Options for parents and restriction
There are a number of ways parents can control their children’s exposure to violence. One of the most effective and common ways of prevention is restricting the number and types of programs children watch. With older children, parents might want to discuss, and explain television. This can help children to understand television material and overcome the effect TV violence has on their outlook and behaviors.

Three initiatives have been put in place to combat violence in cartoons. The first is The Children's Television Act which requires broadcasters to air shows which are educational and provide information for the children. The second initiative is the V-chip legislation that gives parents the opportunity to block out violent shows from their television. The third legislation against violent cartoons is the National Cable Television Association’s TV Parental Guidelines, which is a system that rates the Television shows based on their contents.

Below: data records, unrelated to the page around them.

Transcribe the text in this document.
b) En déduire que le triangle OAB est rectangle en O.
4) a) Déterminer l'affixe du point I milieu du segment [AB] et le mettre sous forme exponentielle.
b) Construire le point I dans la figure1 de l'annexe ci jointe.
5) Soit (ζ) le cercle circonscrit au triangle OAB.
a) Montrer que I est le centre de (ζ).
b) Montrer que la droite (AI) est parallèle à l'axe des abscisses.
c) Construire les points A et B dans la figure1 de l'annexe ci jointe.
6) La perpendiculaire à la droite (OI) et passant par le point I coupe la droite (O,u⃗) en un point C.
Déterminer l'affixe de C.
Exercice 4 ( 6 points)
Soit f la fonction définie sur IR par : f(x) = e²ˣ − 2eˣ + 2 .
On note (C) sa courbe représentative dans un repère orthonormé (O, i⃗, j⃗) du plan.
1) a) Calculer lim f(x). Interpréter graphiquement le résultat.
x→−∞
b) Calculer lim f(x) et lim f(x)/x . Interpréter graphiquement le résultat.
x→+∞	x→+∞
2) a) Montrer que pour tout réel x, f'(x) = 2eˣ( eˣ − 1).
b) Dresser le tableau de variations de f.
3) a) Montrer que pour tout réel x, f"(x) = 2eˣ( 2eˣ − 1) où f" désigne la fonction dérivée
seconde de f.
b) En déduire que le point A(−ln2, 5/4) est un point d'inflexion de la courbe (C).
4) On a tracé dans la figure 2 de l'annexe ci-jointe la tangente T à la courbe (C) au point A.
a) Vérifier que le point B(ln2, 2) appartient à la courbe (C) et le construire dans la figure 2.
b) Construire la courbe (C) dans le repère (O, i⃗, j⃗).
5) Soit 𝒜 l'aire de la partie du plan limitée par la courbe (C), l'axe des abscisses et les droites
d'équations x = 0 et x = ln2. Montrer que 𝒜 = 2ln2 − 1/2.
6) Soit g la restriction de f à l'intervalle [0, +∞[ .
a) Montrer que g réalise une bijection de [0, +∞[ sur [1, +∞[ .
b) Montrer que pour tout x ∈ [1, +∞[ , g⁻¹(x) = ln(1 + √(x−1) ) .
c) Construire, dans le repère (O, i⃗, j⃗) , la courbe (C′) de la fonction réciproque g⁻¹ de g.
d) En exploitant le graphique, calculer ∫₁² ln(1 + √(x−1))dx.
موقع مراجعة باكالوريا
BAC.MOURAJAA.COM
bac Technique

In action-adventure oriented cartoons, the most consistent avenue of addressing violence is the use of a form of fantasy violence in which no one is injured or killed on screen. In science fiction cartoons, for example, enemy forces are typically said to be robots so that they may be destroyed in bulk by the heroes without concern over killing living beings. In cases where vehicles are known to be piloted by living beings, tanks, aircraft, and other war vehicles that are destroyed in combat always allow time for the pilot to escape or bail out. Realistic firearms are often replaced with futuristic beam weapons which still seldom hit anyone. Swords and other bladed weapons may be prohibited from being used as offensive weapons but may be used defensively or be depicted as magical weapons. Guns are seen in 26% of violent incidents, specifically in cartoons based on real life. Direct violence is frequently limited to hand to hand combat where directly kicking or punching another character may or may not be allowed. The majority of action adventure cartoons over the past decades have used these methods of depicting dynamic action scenes although their use has been heavily criticized as "sanitized violence". This type of violence refers to when minimal to no physical harm is shown, as well as little attention is paid to the long-term effects. Despite studies demonstrating that this television category has the most violence, many individuals do not consider sanitized cartoons to be violent. Cartoons based on the Voltron, Transformers, G.I. Joe, and Masters of the Universe franchises (especially the versions produced during the 1980s) are notable examples using variations on fantasy violence.

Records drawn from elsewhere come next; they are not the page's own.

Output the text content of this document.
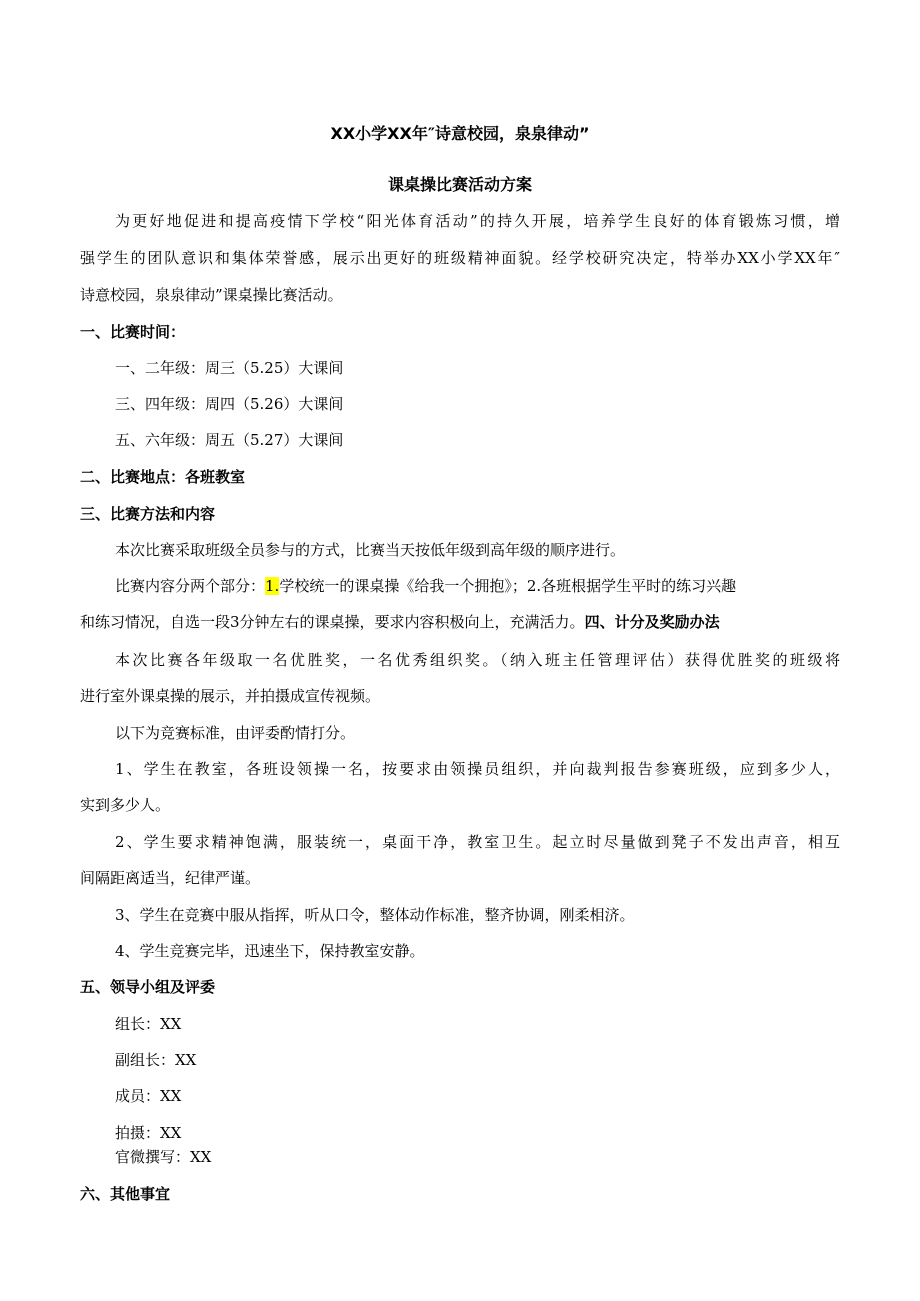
XX小学XX年″诗意校园，泉泉律动”
课桌操比赛活动方案
为更好地促进和提高疫情下学校“阳光体育活动”的持久开展，培养学生良好的体育锻炼习惯，增
强学生的团队意识和集体荣誉感，展示出更好的班级精神面貌。经学校研究决定，特举办XX小学XX年″
诗意校园，泉泉律动”课桌操比赛活动。
一、比赛时间：
一、二年级：周三（5.25）大课间
三、四年级：周四（5.26）大课间
五、六年级：周五（5.27）大课间
二、比赛地点：各班教室
三、比赛方法和内容
本次比赛采取班级全员参与的方式，比赛当天按低年级到高年级的顺序进行。
比赛内容分两个部分：1.学校统一的课桌操《给我一个拥抱》；2.各班根据学生平时的练习兴趣
和练习情况，自选一段3分钟左右的课桌操，要求内容积极向上，充满活力。四、计分及奖励办法
本次比赛各年级取一名优胜奖，一名优秀组织奖。（纳入班主任管理评估）获得优胜奖的班级将
进行室外课桌操的展示，并拍摄成宣传视频。
以下为竞赛标准，由评委酌情打分。
1、学生在教室，各班设领操一名，按要求由领操员组织，并向裁判报告参赛班级，应到多少人，
实到多少人。
2、学生要求精神饱满，服装统一，桌面干净，教室卫生。起立时尽量做到凳子不发出声音，相互
间隔距离适当，纪律严谨。
3、学生在竞赛中服从指挥，听从口令，整体动作标准，整齐协调，刚柔相济。
4、学生竞赛完毕，迅速坐下，保持教室安静。
五、领导小组及评委
组长：XX
副组长：XX
成员：XX
拍摄：XX
官微撰写：XX
六、其他事宜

Victor C. Strasburger, Amy B. Jordan and Ed Donnerstein, writing in Pediatrics, say that parents should limit the total screen time for children older than two years of age to no more than one to two hours per day. Children under two years of age should avoid watching television altogether. Televisions should be kept out of children’s bedrooms and parents should watch television with their children and discuss the content. Saturday morning cartoons are considered the most popular time for children to witness violence on television because cartoons have more violence than comedies and dramas.

Health practitioners can also play their part by taking the time to ask their young patients how much time per day they spend with entertainment media and if there is a television or computer with Internet access in their bedroom. Six or more hours of TV viewing is linked to mild to severe depression levels.

Effects

Effects of cartoon violence on youth remain controversial. Research has generally been divided on this issue with no consensus reached regarding the effects of violence on behavior. Huesmann 2007 claimed watching violent cartoons can make young children more aggressive. Steuer, Applefield and Smith claim children emulate cartoon characters' activities, even when they aren't depicted as being human. Bandura, Ross, and Ross 1963 point out that what might seem clearly fictional to an adult might seem real to young children. Blumberg, Bierwirth and Schwartz claim the impact of exposure to violence may remain regardless of whether children choose to imitate it.